Boeing vs. Airbus – Part 5 Conclusions

by Chris “BeachAV8R” Frishmuth

 

Everett or Toulouse?

So is it going to be Tatter Tots or French Fries? Apple pie or croissant? The Met or The Louvre? Ah, if it were only that easy!

Panels

The A310/A320 panels are laid out in a very attractive manner. Let’s face it, the French know beauty (can you say Marcel Dassault?) and often times an aircraft that looks beautiful also performs beautifully. Beauty, of course, is fairly subjective. I do like the clean look of the Airbus main and overhead panels. Additionally, I like the fact that the overhead systems paths are color coded.

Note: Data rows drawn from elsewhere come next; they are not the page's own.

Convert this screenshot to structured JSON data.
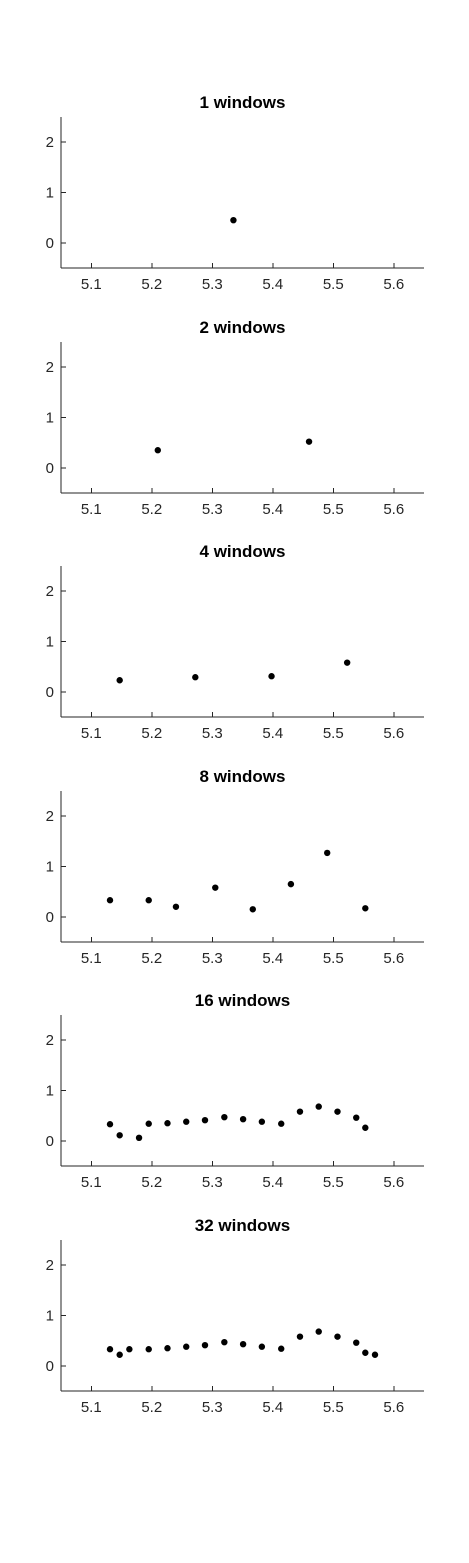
{
  "chart_data": [
    {
      "type": "scatter",
      "title": "1 windows",
      "xlim": [
        5.05,
        5.65
      ],
      "ylim": [
        -0.5,
        2.5
      ],
      "xticks": [
        "5.1",
        "5.2",
        "5.3",
        "5.4",
        "5.5",
        "5.6"
      ],
      "yticks": [
        "0",
        "1",
        "2"
      ],
      "x": [
        5.335
      ],
      "y": [
        0.45
      ]
    },
    {
      "type": "scatter",
      "title": "2 windows",
      "xlim": [
        5.05,
        5.65
      ],
      "ylim": [
        -0.5,
        2.5
      ],
      "xticks": [
        "5.1",
        "5.2",
        "5.3",
        "5.4",
        "5.5",
        "5.6"
      ],
      "yticks": [
        "0",
        "1",
        "2"
      ],
      "x": [
        5.21,
        5.46
      ],
      "y": [
        0.35,
        0.52
      ]
    },
    {
      "type": "scatter",
      "title": "4 windows",
      "xlim": [
        5.05,
        5.65
      ],
      "ylim": [
        -0.5,
        2.5
      ],
      "xticks": [
        "5.1",
        "5.2",
        "5.3",
        "5.4",
        "5.5",
        "5.6"
      ],
      "yticks": [
        "0",
        "1",
        "2"
      ],
      "x": [
        5.147,
        5.272,
        5.398,
        5.523
      ],
      "y": [
        0.23,
        0.29,
        0.31,
        0.58
      ]
    },
    {
      "type": "scatter",
      "title": "8 windows",
      "xlim": [
        5.05,
        5.65
      ],
      "ylim": [
        -0.5,
        2.5
      ],
      "xticks": [
        "5.1",
        "5.2",
        "5.3",
        "5.4",
        "5.5",
        "5.6"
      ],
      "yticks": [
        "0",
        "1",
        "2"
      ],
      "x": [
        5.131,
        5.195,
        5.24,
        5.305,
        5.367,
        5.43,
        5.49,
        5.553
      ],
      "y": [
        0.33,
        0.33,
        0.2,
        0.58,
        0.15,
        0.65,
        1.27,
        0.17
      ]
    },
    {
      "type": "scatter",
      "title": "16 windows",
      "xlim": [
        5.05,
        5.65
      ],
      "ylim": [
        -0.5,
        2.5
      ],
      "xticks": [
        "5.1",
        "5.2",
        "5.3",
        "5.4",
        "5.5",
        "5.6"
      ],
      "yticks": [
        "0",
        "1",
        "2"
      ],
      "x": [
        5.131,
        5.147,
        5.179,
        5.195,
        5.226,
        5.257,
        5.288,
        5.32,
        5.351,
        5.382,
        5.414,
        5.445,
        5.476,
        5.507,
        5.538,
        5.553
      ],
      "y": [
        0.33,
        0.11,
        0.06,
        0.34,
        0.35,
        0.38,
        0.41,
        0.47,
        0.43,
        0.38,
        0.34,
        0.58,
        0.68,
        0.58,
        0.46,
        0.26
      ]
    },
    {
      "type": "scatter",
      "title": "32 windows",
      "xlim": [
        5.05,
        5.65
      ],
      "ylim": [
        -0.5,
        2.5
      ],
      "xticks": [
        "5.1",
        "5.2",
        "5.3",
        "5.4",
        "5.5",
        "5.6"
      ],
      "yticks": [
        "0",
        "1",
        "2"
      ],
      "x": [
        5.131,
        5.147,
        5.163,
        5.195,
        5.226,
        5.257,
        5.288,
        5.32,
        5.351,
        5.382,
        5.414,
        5.445,
        5.476,
        5.507,
        5.538,
        5.553,
        5.569
      ],
      "y": [
        0.33,
        0.22,
        0.33,
        0.33,
        0.35,
        0.38,
        0.41,
        0.47,
        0.43,
        0.38,
        0.34,
        0.58,
        0.68,
        0.58,
        0.46,
        0.26,
        0.22
      ]
    }
  ]
}
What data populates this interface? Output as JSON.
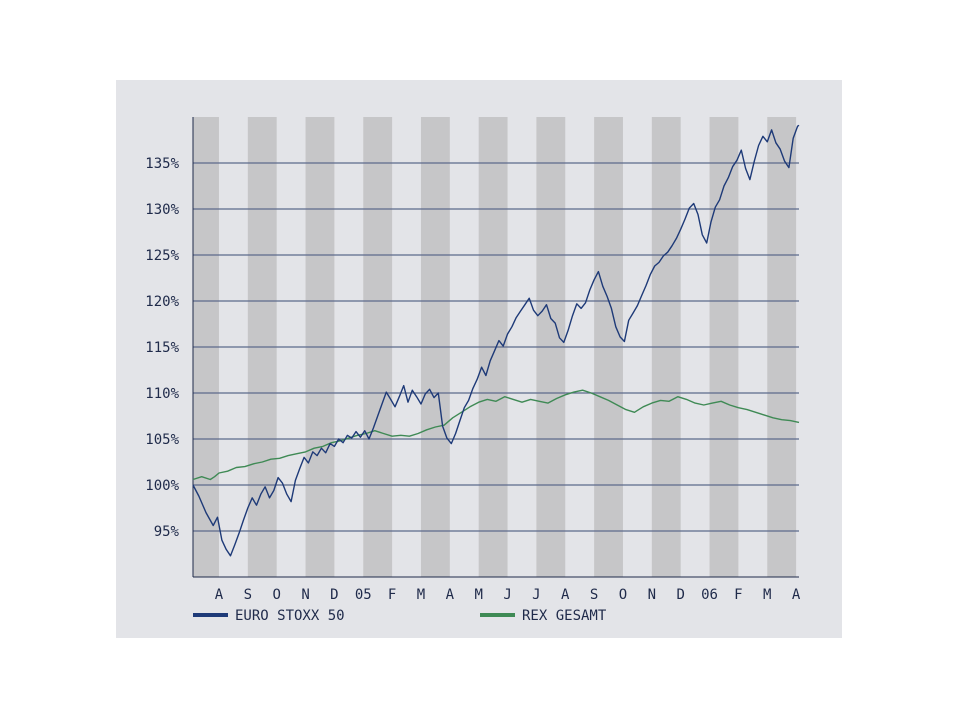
{
  "chart_data": {
    "type": "line",
    "grid": true,
    "legend_position": "bottom",
    "y_ticks": [
      "95%",
      "100%",
      "105%",
      "110%",
      "115%",
      "120%",
      "125%",
      "130%",
      "135%"
    ],
    "y_tick_values": [
      95,
      100,
      105,
      110,
      115,
      120,
      125,
      130,
      135
    ],
    "ylim": [
      90,
      140
    ],
    "x_tick_labels": [
      "A",
      "S",
      "O",
      "N",
      "D",
      "05",
      "F",
      "M",
      "A",
      "M",
      "J",
      "J",
      "A",
      "S",
      "O",
      "N",
      "D",
      "06",
      "F",
      "M",
      "A"
    ],
    "x_tick_positions": [
      1,
      2,
      3,
      4,
      5,
      6,
      7,
      8,
      9,
      10,
      11,
      12,
      13,
      14,
      15,
      16,
      17,
      18,
      19,
      20,
      21
    ],
    "xlim": [
      0.1,
      21.1
    ],
    "series": [
      {
        "name": "EURO STOXX 50",
        "color": "#1e3a78",
        "x": [
          0.1,
          0.3,
          0.55,
          0.8,
          0.95,
          1.1,
          1.25,
          1.4,
          1.55,
          1.7,
          1.85,
          2.0,
          2.15,
          2.3,
          2.45,
          2.6,
          2.75,
          2.9,
          3.05,
          3.2,
          3.35,
          3.5,
          3.65,
          3.8,
          3.95,
          4.1,
          4.25,
          4.4,
          4.55,
          4.7,
          4.85,
          5.0,
          5.15,
          5.3,
          5.45,
          5.6,
          5.75,
          5.9,
          6.05,
          6.2,
          6.35,
          6.5,
          6.65,
          6.8,
          6.95,
          7.1,
          7.25,
          7.4,
          7.55,
          7.7,
          7.85,
          8.0,
          8.15,
          8.3,
          8.45,
          8.6,
          8.75,
          8.9,
          9.05,
          9.2,
          9.35,
          9.5,
          9.65,
          9.8,
          9.95,
          10.1,
          10.25,
          10.4,
          10.55,
          10.7,
          10.85,
          11.0,
          11.15,
          11.3,
          11.45,
          11.6,
          11.75,
          11.9,
          12.05,
          12.2,
          12.35,
          12.5,
          12.65,
          12.8,
          12.95,
          13.1,
          13.25,
          13.4,
          13.55,
          13.7,
          13.85,
          14.0,
          14.15,
          14.3,
          14.45,
          14.6,
          14.75,
          14.9,
          15.05,
          15.2,
          15.35,
          15.5,
          15.65,
          15.8,
          15.95,
          16.1,
          16.25,
          16.4,
          16.55,
          16.7,
          16.85,
          17.0,
          17.15,
          17.3,
          17.45,
          17.6,
          17.75,
          17.9,
          18.05,
          18.2,
          18.35,
          18.5,
          18.65,
          18.8,
          18.95,
          19.1,
          19.25,
          19.4,
          19.55,
          19.7,
          19.85,
          20.0,
          20.15,
          20.3,
          20.45,
          20.6,
          20.75,
          20.9,
          21.05,
          21.1
        ],
        "y": [
          100.0,
          98.8,
          97.0,
          95.6,
          96.5,
          94.0,
          93.0,
          92.3,
          93.5,
          94.8,
          96.2,
          97.5,
          98.6,
          97.8,
          99.0,
          99.8,
          98.6,
          99.4,
          100.8,
          100.2,
          99.0,
          98.2,
          100.5,
          101.8,
          103.0,
          102.4,
          103.6,
          103.2,
          104.0,
          103.5,
          104.5,
          104.2,
          105.0,
          104.6,
          105.4,
          105.1,
          105.8,
          105.2,
          105.9,
          105.0,
          106.2,
          107.5,
          108.8,
          110.1,
          109.3,
          108.5,
          109.6,
          110.8,
          109.0,
          110.3,
          109.6,
          108.8,
          109.9,
          110.4,
          109.5,
          110.0,
          106.4,
          105.1,
          104.5,
          105.6,
          107.0,
          108.4,
          109.2,
          110.5,
          111.5,
          112.8,
          111.9,
          113.5,
          114.6,
          115.7,
          115.1,
          116.4,
          117.2,
          118.2,
          118.9,
          119.6,
          120.3,
          119.0,
          118.4,
          118.9,
          119.6,
          118.1,
          117.6,
          116.0,
          115.5,
          116.8,
          118.4,
          119.7,
          119.2,
          119.8,
          121.2,
          122.3,
          123.2,
          121.6,
          120.5,
          119.2,
          117.2,
          116.1,
          115.6,
          117.9,
          118.7,
          119.5,
          120.6,
          121.7,
          122.9,
          123.8,
          124.2,
          124.9,
          125.3,
          126.0,
          126.8,
          127.8,
          128.9,
          130.1,
          130.6,
          129.4,
          127.2,
          126.3,
          128.6,
          130.2,
          131.0,
          132.5,
          133.4,
          134.6,
          135.3,
          136.4,
          134.4,
          133.2,
          135.2,
          136.9,
          137.9,
          137.3,
          138.6,
          137.2,
          136.5,
          135.2,
          134.5,
          137.7,
          139.0,
          139.1
        ]
      },
      {
        "name": "REX GESAMT",
        "color": "#3f8a55",
        "x": [
          0.1,
          0.4,
          0.7,
          0.85,
          1.0,
          1.3,
          1.6,
          1.9,
          2.2,
          2.5,
          2.8,
          3.1,
          3.4,
          3.7,
          4.0,
          4.3,
          4.6,
          4.9,
          5.2,
          5.5,
          5.8,
          6.1,
          6.4,
          6.7,
          7.0,
          7.3,
          7.6,
          7.9,
          8.2,
          8.5,
          8.8,
          9.1,
          9.4,
          9.7,
          10.0,
          10.3,
          10.6,
          10.9,
          11.2,
          11.5,
          11.8,
          12.1,
          12.4,
          12.7,
          13.0,
          13.3,
          13.6,
          13.9,
          14.2,
          14.5,
          14.8,
          15.1,
          15.4,
          15.7,
          16.0,
          16.3,
          16.6,
          16.9,
          17.2,
          17.5,
          17.8,
          18.1,
          18.4,
          18.7,
          19.0,
          19.3,
          19.6,
          19.9,
          20.2,
          20.5,
          20.8,
          21.1
        ],
        "y": [
          100.6,
          100.9,
          100.6,
          100.9,
          101.3,
          101.5,
          101.9,
          102.0,
          102.3,
          102.5,
          102.8,
          102.9,
          103.2,
          103.4,
          103.6,
          104.0,
          104.2,
          104.6,
          104.8,
          105.1,
          105.4,
          105.6,
          105.9,
          105.6,
          105.3,
          105.4,
          105.3,
          105.6,
          106.0,
          106.3,
          106.5,
          107.3,
          107.9,
          108.5,
          109.0,
          109.3,
          109.1,
          109.6,
          109.3,
          109.0,
          109.3,
          109.1,
          108.9,
          109.4,
          109.8,
          110.1,
          110.3,
          110.0,
          109.6,
          109.2,
          108.7,
          108.2,
          107.9,
          108.5,
          108.9,
          109.2,
          109.1,
          109.6,
          109.3,
          108.9,
          108.7,
          108.9,
          109.1,
          108.7,
          108.4,
          108.2,
          107.9,
          107.6,
          107.3,
          107.1,
          107.0,
          106.8
        ]
      }
    ]
  }
}
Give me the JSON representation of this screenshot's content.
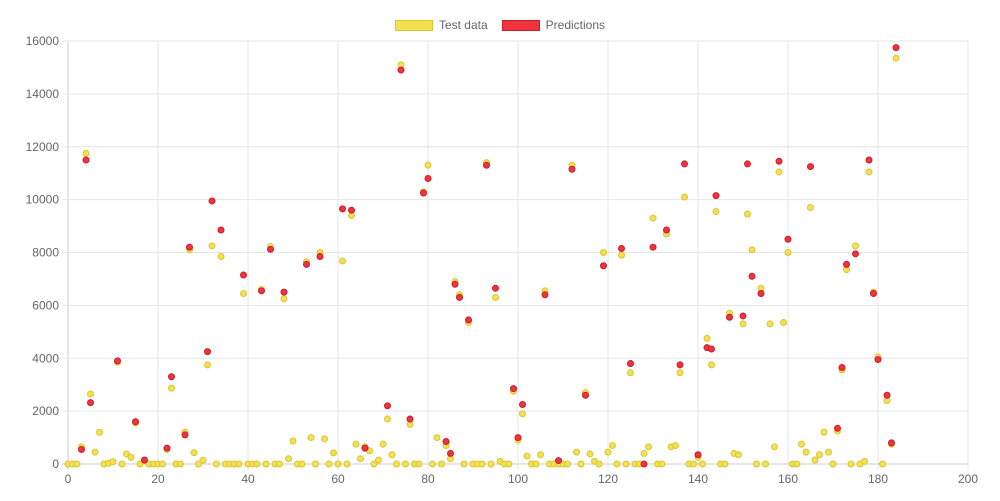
{
  "chart_data": {
    "type": "scatter",
    "title": "",
    "xlabel": "",
    "ylabel": "",
    "xlim": [
      0,
      200
    ],
    "ylim": [
      0,
      16000
    ],
    "x_ticks": [
      0,
      20,
      40,
      60,
      80,
      100,
      120,
      140,
      160,
      180,
      200
    ],
    "y_ticks": [
      0,
      2000,
      4000,
      6000,
      8000,
      10000,
      12000,
      14000,
      16000
    ],
    "grid": true,
    "legend_position": "top-center",
    "series": [
      {
        "name": "Test data",
        "color": "#f3e14d",
        "border": "#d8c53a",
        "points": [
          [
            0,
            0
          ],
          [
            1,
            0
          ],
          [
            2,
            0
          ],
          [
            3,
            650
          ],
          [
            4,
            11750
          ],
          [
            5,
            2650
          ],
          [
            6,
            450
          ],
          [
            7,
            1200
          ],
          [
            8,
            0
          ],
          [
            9,
            30
          ],
          [
            10,
            90
          ],
          [
            11,
            3850
          ],
          [
            12,
            0
          ],
          [
            13,
            380
          ],
          [
            14,
            250
          ],
          [
            15,
            1550
          ],
          [
            16,
            0
          ],
          [
            17,
            120
          ],
          [
            18,
            0
          ],
          [
            19,
            0
          ],
          [
            20,
            0
          ],
          [
            21,
            0
          ],
          [
            22,
            550
          ],
          [
            23,
            2870
          ],
          [
            24,
            0
          ],
          [
            25,
            0
          ],
          [
            26,
            1200
          ],
          [
            27,
            8100
          ],
          [
            28,
            430
          ],
          [
            29,
            0
          ],
          [
            30,
            140
          ],
          [
            31,
            3750
          ],
          [
            32,
            8250
          ],
          [
            33,
            0
          ],
          [
            34,
            7850
          ],
          [
            35,
            0
          ],
          [
            36,
            0
          ],
          [
            37,
            0
          ],
          [
            38,
            0
          ],
          [
            39,
            6450
          ],
          [
            40,
            0
          ],
          [
            41,
            0
          ],
          [
            42,
            0
          ],
          [
            43,
            6600
          ],
          [
            44,
            0
          ],
          [
            45,
            8220
          ],
          [
            46,
            0
          ],
          [
            47,
            0
          ],
          [
            48,
            6250
          ],
          [
            49,
            200
          ],
          [
            50,
            870
          ],
          [
            51,
            0
          ],
          [
            52,
            0
          ],
          [
            53,
            7650
          ],
          [
            54,
            1000
          ],
          [
            55,
            0
          ],
          [
            56,
            8000
          ],
          [
            57,
            950
          ],
          [
            58,
            0
          ],
          [
            59,
            420
          ],
          [
            60,
            0
          ],
          [
            61,
            7680
          ],
          [
            62,
            0
          ],
          [
            63,
            9400
          ],
          [
            64,
            750
          ],
          [
            65,
            200
          ],
          [
            66,
            650
          ],
          [
            67,
            500
          ],
          [
            68,
            0
          ],
          [
            69,
            150
          ],
          [
            70,
            750
          ],
          [
            71,
            1700
          ],
          [
            72,
            350
          ],
          [
            73,
            0
          ],
          [
            74,
            15100
          ],
          [
            75,
            0
          ],
          [
            76,
            1500
          ],
          [
            77,
            0
          ],
          [
            78,
            0
          ],
          [
            79,
            10300
          ],
          [
            80,
            11300
          ],
          [
            81,
            0
          ],
          [
            82,
            1000
          ],
          [
            83,
            0
          ],
          [
            84,
            700
          ],
          [
            85,
            200
          ],
          [
            86,
            6900
          ],
          [
            87,
            6400
          ],
          [
            88,
            0
          ],
          [
            89,
            5350
          ],
          [
            90,
            0
          ],
          [
            91,
            0
          ],
          [
            92,
            0
          ],
          [
            93,
            11400
          ],
          [
            94,
            0
          ],
          [
            95,
            6300
          ],
          [
            96,
            100
          ],
          [
            97,
            0
          ],
          [
            98,
            0
          ],
          [
            99,
            2750
          ],
          [
            100,
            900
          ],
          [
            101,
            1900
          ],
          [
            102,
            300
          ],
          [
            103,
            0
          ],
          [
            104,
            0
          ],
          [
            105,
            350
          ],
          [
            106,
            6550
          ],
          [
            107,
            0
          ],
          [
            108,
            0
          ],
          [
            109,
            0
          ],
          [
            110,
            0
          ],
          [
            111,
            0
          ],
          [
            112,
            11300
          ],
          [
            113,
            450
          ],
          [
            114,
            0
          ],
          [
            115,
            2700
          ],
          [
            116,
            380
          ],
          [
            117,
            100
          ],
          [
            118,
            0
          ],
          [
            119,
            8000
          ],
          [
            120,
            450
          ],
          [
            121,
            700
          ],
          [
            122,
            0
          ],
          [
            123,
            7900
          ],
          [
            124,
            0
          ],
          [
            125,
            3450
          ],
          [
            126,
            0
          ],
          [
            127,
            0
          ],
          [
            128,
            400
          ],
          [
            129,
            650
          ],
          [
            130,
            9300
          ],
          [
            131,
            0
          ],
          [
            132,
            0
          ],
          [
            133,
            8700
          ],
          [
            134,
            650
          ],
          [
            135,
            700
          ],
          [
            136,
            3450
          ],
          [
            137,
            10100
          ],
          [
            138,
            0
          ],
          [
            139,
            0
          ],
          [
            140,
            250
          ],
          [
            141,
            0
          ],
          [
            142,
            4750
          ],
          [
            143,
            3750
          ],
          [
            144,
            9550
          ],
          [
            145,
            0
          ],
          [
            146,
            0
          ],
          [
            147,
            5700
          ],
          [
            148,
            400
          ],
          [
            149,
            350
          ],
          [
            150,
            5300
          ],
          [
            151,
            9450
          ],
          [
            152,
            8100
          ],
          [
            153,
            0
          ],
          [
            154,
            6650
          ],
          [
            155,
            0
          ],
          [
            156,
            5300
          ],
          [
            157,
            650
          ],
          [
            158,
            11050
          ],
          [
            159,
            5350
          ],
          [
            160,
            8000
          ],
          [
            161,
            0
          ],
          [
            162,
            0
          ],
          [
            163,
            750
          ],
          [
            164,
            450
          ],
          [
            165,
            9700
          ],
          [
            166,
            150
          ],
          [
            167,
            350
          ],
          [
            168,
            1200
          ],
          [
            169,
            450
          ],
          [
            170,
            0
          ],
          [
            171,
            1250
          ],
          [
            172,
            3550
          ],
          [
            173,
            7350
          ],
          [
            174,
            0
          ],
          [
            175,
            8250
          ],
          [
            176,
            0
          ],
          [
            177,
            100
          ],
          [
            178,
            11050
          ],
          [
            179,
            6500
          ],
          [
            180,
            4050
          ],
          [
            181,
            0
          ],
          [
            182,
            2400
          ],
          [
            183,
            750
          ],
          [
            184,
            15350
          ]
        ]
      },
      {
        "name": "Predictions",
        "color": "#f0333f",
        "border": "#c81e2a",
        "points": [
          [
            3,
            550
          ],
          [
            4,
            11500
          ],
          [
            5,
            2320
          ],
          [
            11,
            3900
          ],
          [
            15,
            1600
          ],
          [
            17,
            150
          ],
          [
            22,
            600
          ],
          [
            23,
            3300
          ],
          [
            26,
            1100
          ],
          [
            27,
            8200
          ],
          [
            31,
            4250
          ],
          [
            32,
            9950
          ],
          [
            34,
            8850
          ],
          [
            39,
            7150
          ],
          [
            43,
            6550
          ],
          [
            45,
            8120
          ],
          [
            48,
            6500
          ],
          [
            53,
            7550
          ],
          [
            56,
            7850
          ],
          [
            61,
            9650
          ],
          [
            63,
            9600
          ],
          [
            66,
            600
          ],
          [
            71,
            2200
          ],
          [
            74,
            14900
          ],
          [
            76,
            1700
          ],
          [
            79,
            10250
          ],
          [
            80,
            10800
          ],
          [
            84,
            850
          ],
          [
            85,
            400
          ],
          [
            86,
            6800
          ],
          [
            87,
            6300
          ],
          [
            89,
            5450
          ],
          [
            93,
            11300
          ],
          [
            95,
            6650
          ],
          [
            99,
            2850
          ],
          [
            100,
            1000
          ],
          [
            101,
            2250
          ],
          [
            106,
            6400
          ],
          [
            109,
            130
          ],
          [
            112,
            11150
          ],
          [
            115,
            2600
          ],
          [
            119,
            7500
          ],
          [
            123,
            8150
          ],
          [
            125,
            3800
          ],
          [
            128,
            0
          ],
          [
            130,
            8200
          ],
          [
            133,
            8850
          ],
          [
            136,
            3750
          ],
          [
            137,
            11350
          ],
          [
            140,
            350
          ],
          [
            142,
            4400
          ],
          [
            143,
            4350
          ],
          [
            144,
            10150
          ],
          [
            147,
            5550
          ],
          [
            150,
            5600
          ],
          [
            151,
            11350
          ],
          [
            152,
            7100
          ],
          [
            154,
            6450
          ],
          [
            158,
            11450
          ],
          [
            160,
            8500
          ],
          [
            165,
            11250
          ],
          [
            171,
            1350
          ],
          [
            172,
            3650
          ],
          [
            173,
            7550
          ],
          [
            175,
            7950
          ],
          [
            178,
            11500
          ],
          [
            179,
            6450
          ],
          [
            180,
            3950
          ],
          [
            182,
            2600
          ],
          [
            183,
            800
          ],
          [
            184,
            15750
          ]
        ]
      }
    ]
  }
}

When I look up at the Airbus overheads and compare them to looking up at the 767 overhead, I feel I can much more readily identify a normal or abnormal condition on the Airbus. The 727 is at an obvious disadvantage, being designed to have an entire dedicated set of eyes looking upon the Flight Engineer panels. I know it is an odd thing to say, but I also like the neutral grey color of the Airbus panel backgrounds compared to the tobacco stained brown of the 767. (Screens will be Airbus left / Boeing right.)

Externals

Externally, I prefer the looks of the 767 to the A310. The A310 looks a bit “pudgy” compared to the long and lean 767. The A310 does have a bit more of a “rakish” tail section however, making it look a bit less boxy than the more angular lines of the 767. All of the contenders in our lineup lose out to the timeless shape of the 727 though. Such a classic and airworthy looking form, the 727 standing still looks like it is ready to slice through the air without effort. Looking toward the future I suspect that the Boeing 787 will take the prize for sexy new airplane shapes (if you like the flying bullet train look) compared to the cattle-car looking A380.

Flight Management

FMS, FMC, MCDU or a Flight Engineer? It’s hard not to be biased on this category since the 767 FMS more closely resembles what I am used to working with. All of the flight management systems appear to be super-powerful, and given more time with the Airbus boxes I’m sure I would grow to like them as much as I enjoyed the 767 FMS. I feel like I slighted the SSW A310 during my write-up on that aircraft and I think I only glossed over how truly functional it is. With the advent of more powerful avionics and computers the Flight Engineer position is no longer a part of modern aircraft design. Ironically though, as aircraft become bigger and more fuel efficient, a third relief crew member is often being assigned to flying duty on longer transoceanic flights and room is being put aside for crew rest stations as well. The Flight Engineer position is likely to linger however as many aircraft requiring an FE (DC-10, B-727, DC-8) are still flying all over the world today and probably will be for a couple more decades!